Активность ферментов подвержена значительным колебаниям в зависимости от воздействия ингибиторов (вещества, снижающие активность) и активаторов (вещества, увеличивающие активность). Роль ингибиторов и активаторов могут выполнять катионы металлов, некоторые анионы, переносчики фосфатных групп, восстановительных эквивалентов, специфические белки, промежуточные и конечные продукты метаболизма и др. Эти вещества могут попадать в клетку извне либо вырабатываться в ней. В последнем случае говорят о регуляции активности ферментов - неотъемлемом звене в общей регуляции метаболизма.

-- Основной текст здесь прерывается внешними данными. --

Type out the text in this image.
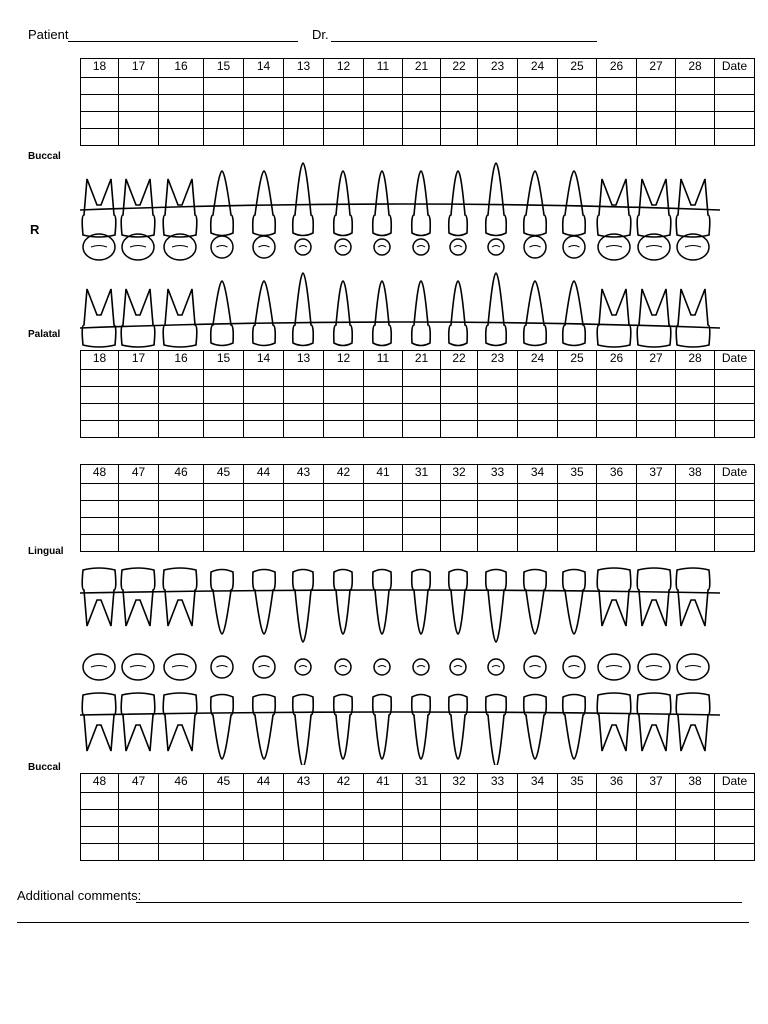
Patient	Dr.
18	17	16	15	14	13	12	11	21	22	23	24	25	26	27	28	Date

Buccal
R
Palatal
18	17	16	15	14	13	12	11	21	22	23	24	25	26	27	28	Date

48	47	46	45	44	43	42	41	31	32	33	34	35	36	37	38	Date

Lingual
Buccal
48	47	46	45	44	43	42	41	31	32	33	34	35	36	37	38	Date

Additional comments:
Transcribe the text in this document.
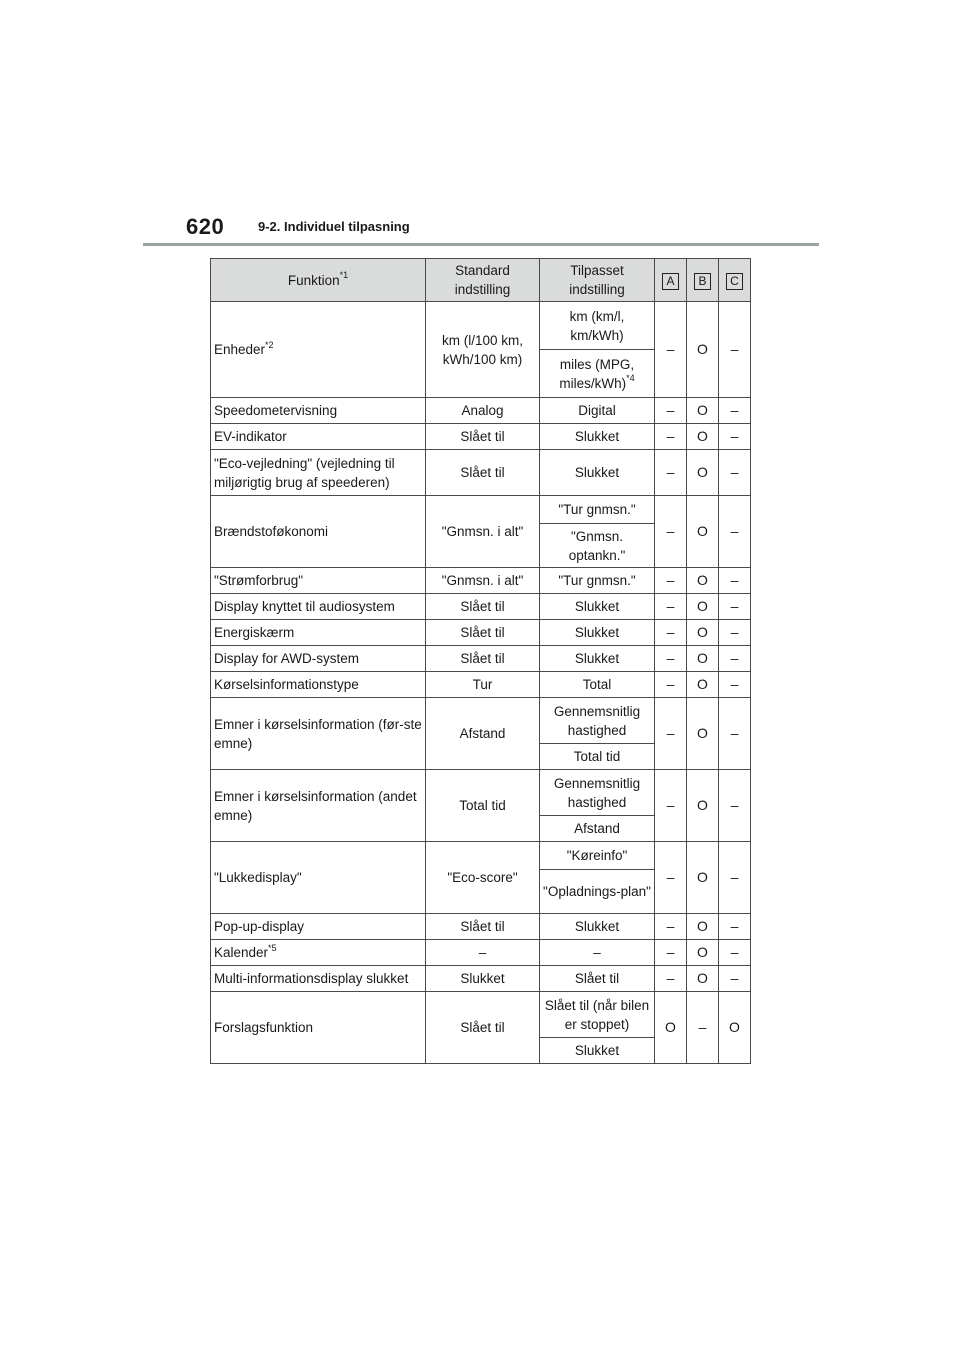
620	9-2. Individuel tilpasning
Funktion$^{*1}$	Standard indstilling	Tilpasset indstilling	A	B	C
Enheder$^{*2}$	km (l/100 km, kWh/100 km)	km (km/l, km/kWh)	–	O	–
		miles (MPG, miles/kWh)$^{*4}$
Speedometervisning	Analog	Digital	–	O	–
EV-indikator	Slået til	Slukket	–	O	–
"Eco-vejledning" (vejledning til miljørigtig brug af speederen)	Slået til	Slukket	–	O	–
Brændstoføkonomi	"Gnmsn. i alt"	"Tur gnmsn."	–	O	–
		"Gnmsn. optankn."			
"Strømforbrug"	"Gnmsn. i alt"	"Tur gnmsn."	–	O	–
Display knyttet til audiosystem	Slået til	Slukket	–	O	–
Energiskærm	Slået til	Slukket	–	O	–
Display for AWD-system	Slået til	Slukket	–	O	–
Kørselsinformationstype	Tur	Total	–	O	–
Emner i kørselsinformation (før-ste emne)	Afstand	Gennemsnitlig hastighed	–	O	–
		Total tid			
Emner i kørselsinformation (andet emne)	Total tid	Gennemsnitlig hastighed	–	O	–
		Afstand			
"Lukkedisplay"	"Eco-score"	"Køreinfo"	–	O	–
		"Opladnings-plan"			
Pop-up-display	Slået til	Slukket	–	O	–
Kalender$^{*5}$	–	–	–	O	–
Multi-informationsdisplay slukket	Slukket	Slået til	–	O	–
Forslagsfunktion	Slået til	Slået til (når bilen er stoppet)	O	–	O
		Slukket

Воздействующие на активность ферментов вещества могут связываться с активным и аллостерическим центрами фермента, а также вне этих центров. Частные примеры подобных явлений будут рассмотрены в главах 7- 19. Для обобщения некоторых закономерностей ингибирования активности ферментов следует указать, что эти явления в большинстве случаев сводятся к двум типам - обратимому и необратимому. В ходе обратимого ингибирования в молекулу фермента не вносится каких-либо изменений после его диссоциации с ингибитором. Примером служит действие аналогов субстрата , которые могут связываться с активным центром фермента, препятствуя взаимодействию фермента с истинным субстратом. Однако увеличение концентрации субстрата приводит к «вытеснению» ингибитора из активного центра, и скорость катализируемой реакции восстанавливается (конкурентное ингибирование ). Другой случай обратимого ингибирования представляет собой связывание ингибитора с простетической группой фермента, или апоферментом , вне активного центра. Например, взаимодействие ферментов с ионами тяжелых металлов, которые присоединяются к сульфгидрильным группам остатков аминокислот фермента, белок-белковые взаимодействия или ковалентая модификация фермента. Такое ингибирование активности называется неконкурентным .
Необратимое ингибирование в большинстве случаев основано на связывании так называемых «суицидных субстратов » с активными центрами ферментов. При этом между субстратом и ферментом формируются ковалентные связи, которые расщепляются очень медленно и фермент долго не способен выполнять свою функцию. Примером «суицидного субстрата» служит антибиотик пенициллин (глава 18, рис. 18.1).
Поскольку для ферментов характерна специфичность действия, их классифицируют по типу реакции, подвергающейся катализу. Согласно принятой в настоящее время классификации, ферменты группируют в 6 классов:
1. Оксидоредуктазы (окислительно-восстановительные реакции).
2. Трансферазы (реакции переноса функциональных групп между субстратами).
3. Гидролазы (реакции гидролиза, акцептором переносимой группы является молекула воды).
4. Лиазы (реакции отщепления групп негидролитическим путем).
5. Изомеразы (реакции изомеризации).
6. Лигазы, или синтетазы (реакции синтеза за счет энергии расщепления нуклеозидтрифосфатов, чаще АТР).
Номер соответствующего класса фермента закреплен в его кодовой нумерации (шифре). Шифр фермента состоит из четырех разделенных точками чисел, обозначающих класс фермента, подкласс, подподкласс и порядковый номер в подподклассе.